On September 18, the SEC sued ICOBox and its founder Nikolay Evdokimov, accusing them of violating U.S. securities laws.
On September 23, the SEC charged the online adult entertainment platform Fantasy Market and its founder with illegally issuing an ICO.
The SEC's attitude towards Crypto Assets is very clear: digital currencies generated from ICOs are considered securities and must be regulated according to securities laws during the issuance process. Bitcoin, however, is not generated from ICOs and therefore falls outside the SEC's regulatory scope. However, digital currency ETFs are within the SEC's regulatory domain. Currently, the SEC requires all ICO projects to comply with existing securities regulations and register accordingly; otherwise, they will face severe penalties.
Although the SEC has intensified its regulation of illegal financing, it is also trying to open up more compliant channels. As of October 2018, the SEC has approved 39 STO projects and 2 ICO projects.

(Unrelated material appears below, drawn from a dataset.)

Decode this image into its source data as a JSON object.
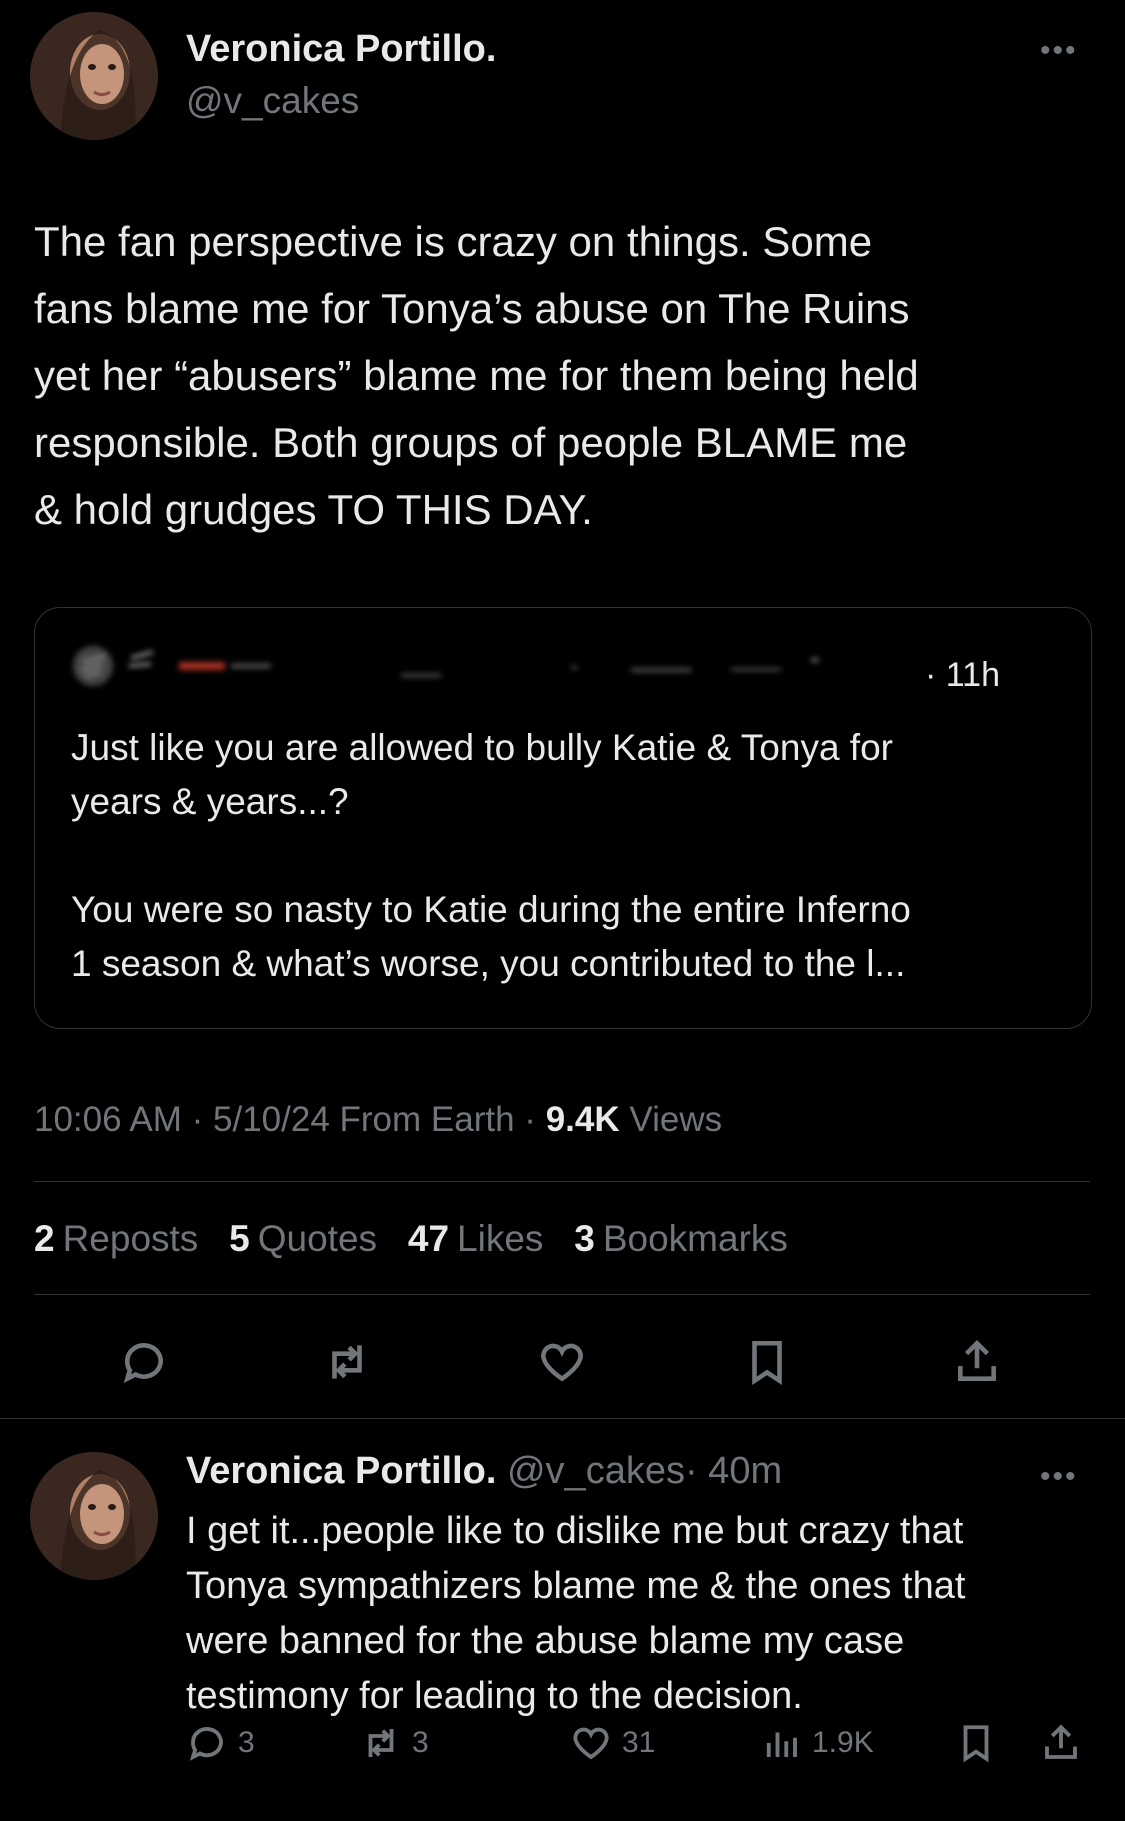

As the application of Crypto Assets expands in the field, regulatory agencies around the world are becoming increasingly cautious about this sector. Especially after Facebook announced its plan to issue the Libra stablecoin, the world is refocusing on digital currency. This means that a large number of private investment institutions will enter the Crypto Assets field, the digital economy will rise rapidly, and it will also challenge the status of sovereign currencies, bringing new shocks to the entire financial currency system. This also compels regulatory authorities in various countries to accelerate their regulatory layout in the Crypto Assets sector.
Crypto Assets, as an investment method that coexists with risks and returns, have characteristics different from other securities and payment systems, and their regulatory methods need to be different as well. Since the birth of Bitcoin in 2008, the development of the crypto industry is still in its early stages, and its regulation is still being explored and improved.